Acordo de confidencialidade: pontos importantes para resguardar a sua sociedade!

Primeiramente, é importante esclarecer o que é um Acordo de Confidencialidade ou NDA (Non Disclosure Agreement). Trata-se de um documento de caráter legal que cria obrigações entre as partes que pretendem trocar informações sigilosas sobre um negócio, sejam estas informações escritas, orais ou visuais. Em resumo, é um documento que ajuda a resguardar o sigilo absoluto em relação às informações confidenciais divulgadas entre as partes.
No momento de negociação para assinatura de um Acordo de Confidencialidade é importante que alguns pontos estejam bem claros como, por exemplo:
Quem irá revelar as informações confidencias? As duas partes ou apenas uma?
Esse questionamento se faz necessário para estabelecer se o documento será unilateral ou bilateral. É nesse ponto que será verificado qual parte será a Reveladora e qual será a Receptora, sendo esta última a que se sujeitará efetivamente a todas as obrigações e sanções impostas em caso de quebra do sigilo.

Quais os tipos de informações serão reveladas?
É interessante sempre deixar evidente no documento quais serão os tipos de informações reveladas, por exemplo, planilhas financeiras, know how, segredos comercias, dados de clientes, planos de negócios, dentre outros, para que a parte Receptora esteja ciente do conteúdo que deverá ser protegido com extremo zelo e cuidado.

Por quanto tempo perdurará a obrigação de sigilo?
Este ponto é de extrema relevância, uma vez que, caso esteja estipulado no Acordo de Confidencialidade que a obrigação de sigilo perdurará apenas durante o prazo de vigência do mesmo, abre-se uma brecha para que, decorrido este prazo, a parte Receptora possa revelar as informações recebidas a terceiros. Dessa forma, o ideal é que fique estabelecido no documento que a obrigação de sigilo perdurará ainda por alguns anos após o encerramento do negócio, para que as partes se resguardem de eventuais riscos de revelação indesejada de informações. O estabelecimento deste prazo fica a critério das partes.

Haverá multa em caso de descumprimento da obrigação de confidencialidade?
Neste tópico é importante que as partes, juntamente com seus advogados, discutam acerca da necessidade de estabelecimento de multa em caso de quebra de sigilo. Para isso é relevante que se analise a pertinência da aplicação da sanção, ou seja, é necessário avaliar se, no caso de vazamento da informação confidencial, qual será a amplitude do tipo sofrido pela parte Reveladora.

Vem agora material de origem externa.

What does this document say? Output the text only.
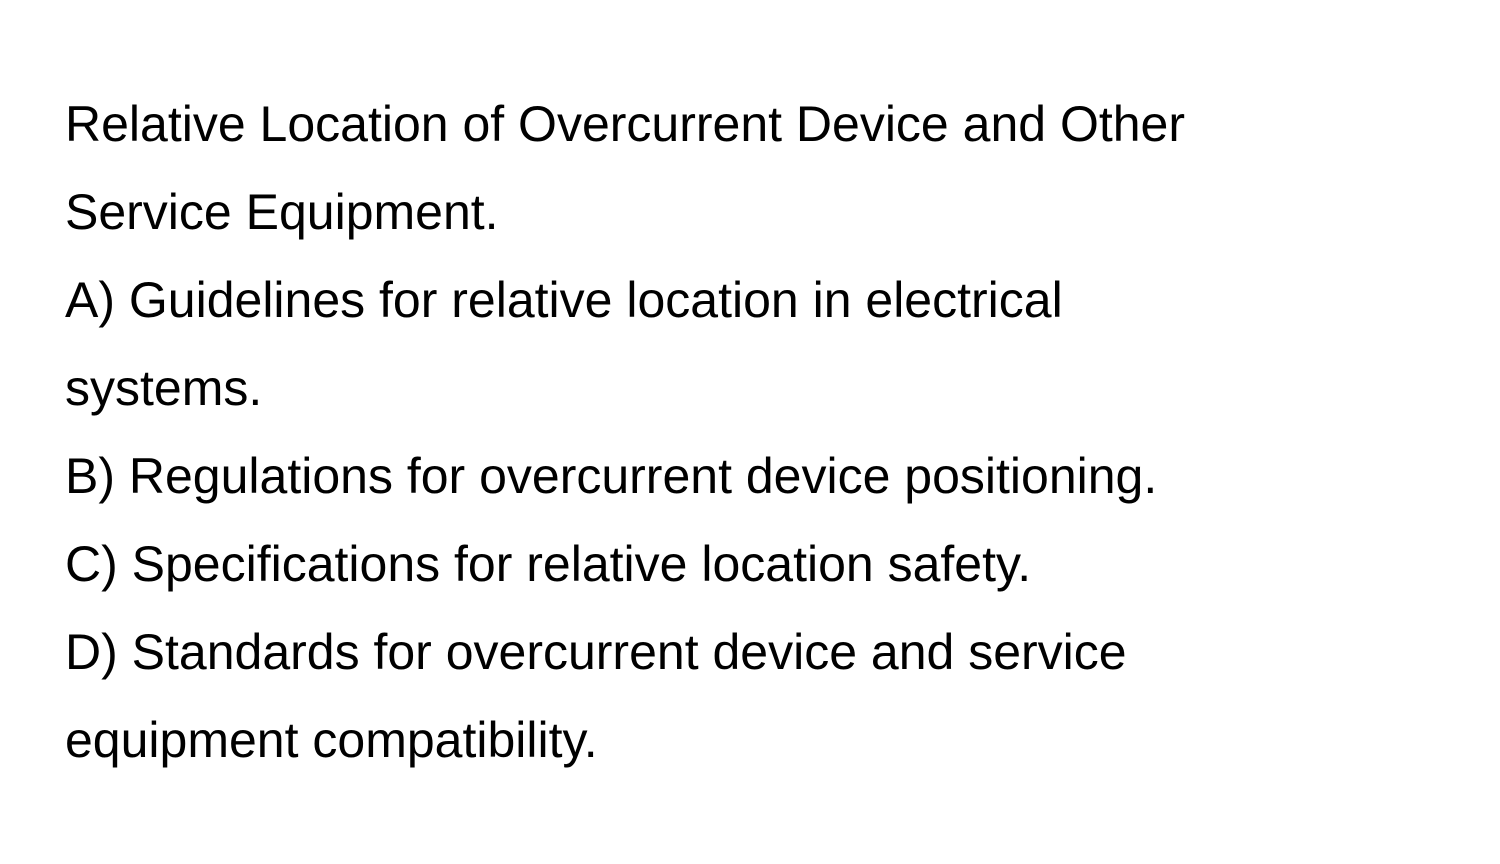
Relative Location of Overcurrent Device and Other
Service Equipment.
A) Guidelines for relative location in electrical
systems.
B) Regulations for overcurrent device positioning.
C) Specifications for relative location safety.
D) Standards for overcurrent device and service
equipment compatibility.
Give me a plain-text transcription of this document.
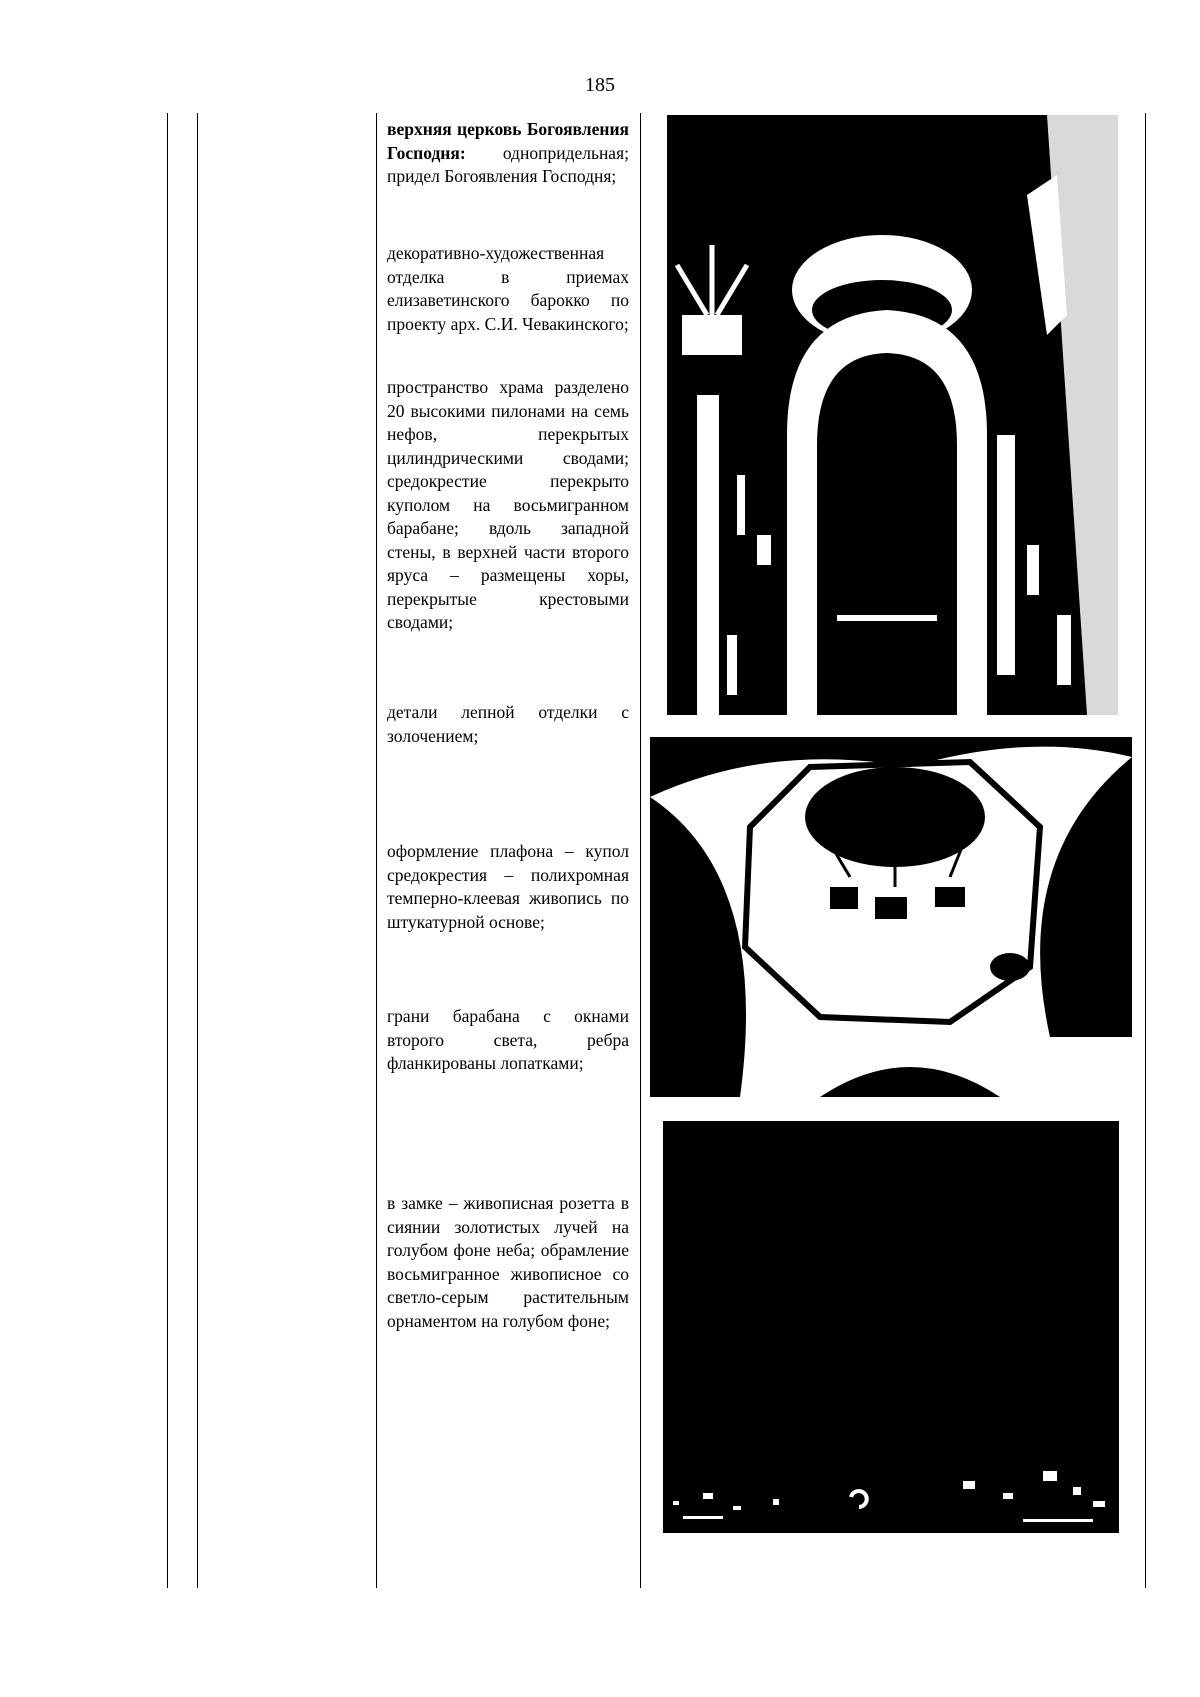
185

верхняя церковь Богоявления Господня: однопридельная; придел Богоявления Господня;

декоративно-художественная отделка в приемах елизаветинского барокко по проекту арх. С.И. Чевакинского;

пространство храма разделено 20 высокими пилонами на семь нефов, перекрытых цилиндрическими сводами; средокрестие перекрыто куполом на восьмигранном барабане; вдоль западной стены, в верхней части второго яруса – размещены хоры, перекрытые крестовыми сводами;

детали лепной отделки с золочением;

оформление плафона – купол средокрестия – полихромная темперно-клеевая живопись по штукатурной основе;

грани барабана с окнами второго света, ребра фланкированы лопатками;

в замке – живописная розетта в сиянии золотистых лучей на голубом фоне неба; обрамление восьмигранное живописное со светло-серым растительным орнаментом на голубом фоне;
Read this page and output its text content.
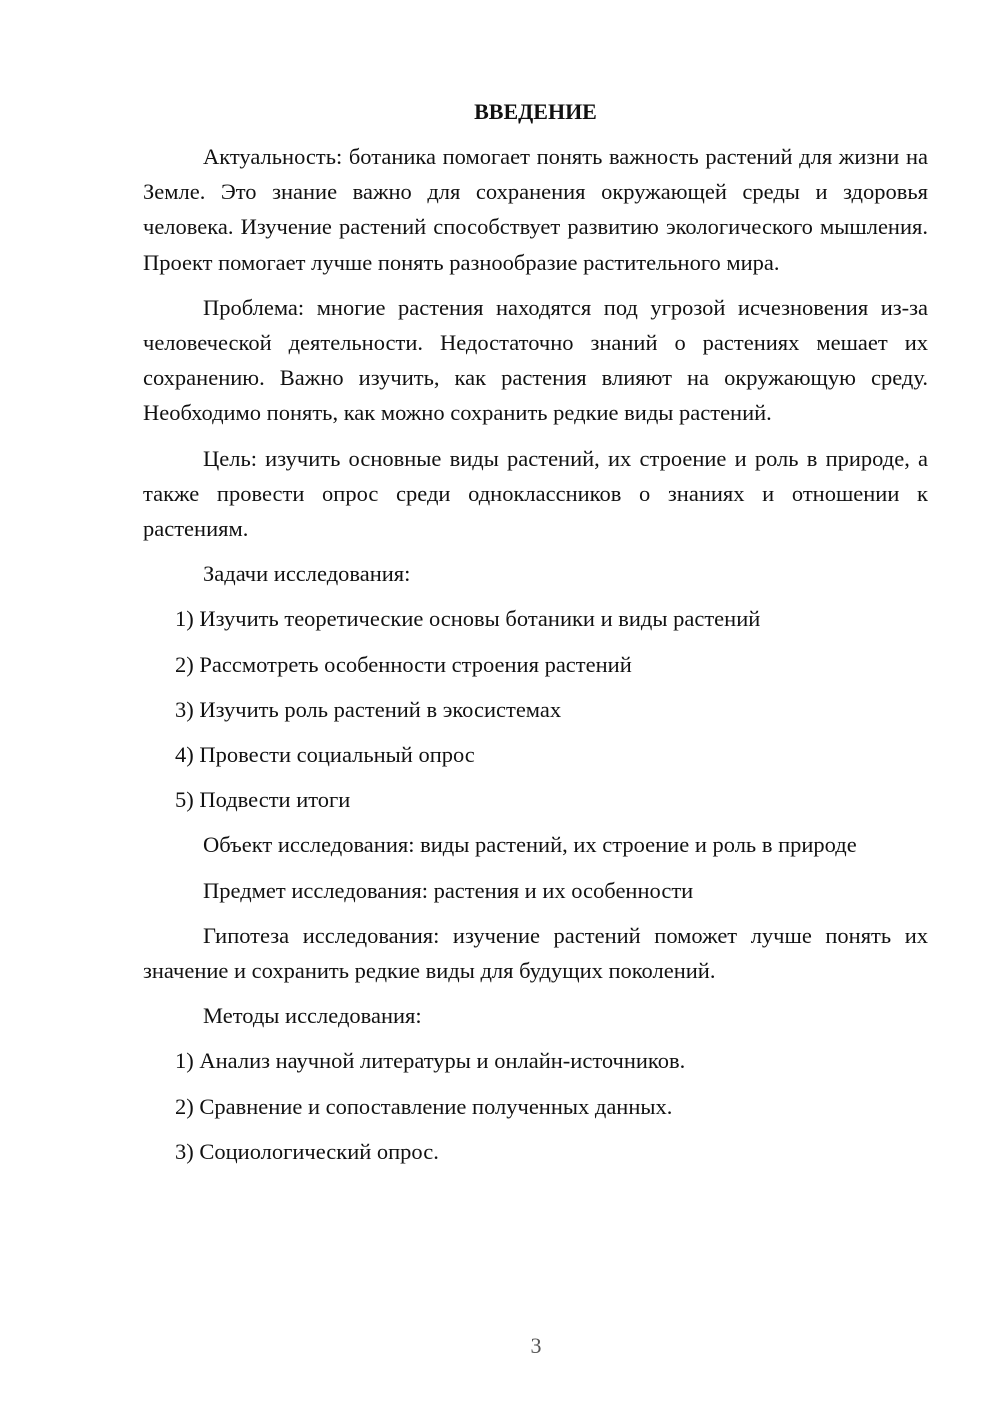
ВВЕДЕНИЕ
Актуальность: ботаника помогает понять важность растений для жизни на Земле. Это знание важно для сохранения окружающей среды и здоровья человека. Изучение растений способствует развитию экологического мышления. Проект помогает лучше понять разнообразие растительного мира.
Проблема: многие растения находятся под угрозой исчезновения из-за человеческой деятельности. Недостаточно знаний о растениях мешает их сохранению. Важно изучить, как растения влияют на окружающую среду. Необходимо понять, как можно сохранить редкие виды растений.
Цель: изучить основные виды растений, их строение и роль в природе, а также провести опрос среди одноклассников о знаниях и отношении к растениям.
Задачи исследования:
1) Изучить теоретические основы ботаники и виды растений
2) Рассмотреть особенности строения растений
3) Изучить роль растений в экосистемах
4) Провести социальный опрос
5) Подвести итоги
Объект исследования: виды растений, их строение и роль в природе
Предмет исследования: растения и их особенности
Гипотеза исследования: изучение растений поможет лучше понять их значение и сохранить редкие виды для будущих поколений.
Методы исследования:
1) Анализ научной литературы и онлайн-источников.
2) Сравнение и сопоставление полученных данных.
3) Социологический опрос.
3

Ao final da negociação os documentos entregues pela parte Reveladora à Receptora deverão ser devolvidos?
É sempre interessante estipular no Acordo de Confidencialidade que, ao final da concretização dos negócios, todos os documentos sigilosos deverão ser devolvidos à parte Reveladora, ou se for o caso, destruídos pela parte Receptora. Isso para evitar que estes dados fiquem perdidos na empresa Receptora e terceiros possam tomar conhecimento dos mesmos sem autorização da parte Reveladora.

O essencial para os empreendedores é ter em mente que o Acordo de Confidencialidade é um instrumento que vem para facilitar e resguardar a dinâmica da sua sociedade, não podendo ser considerado uma burocracia desnecessária.

Resguardar as informações confidenciais de uma empresa é resguardar os pontos fulcrais do seu negócio.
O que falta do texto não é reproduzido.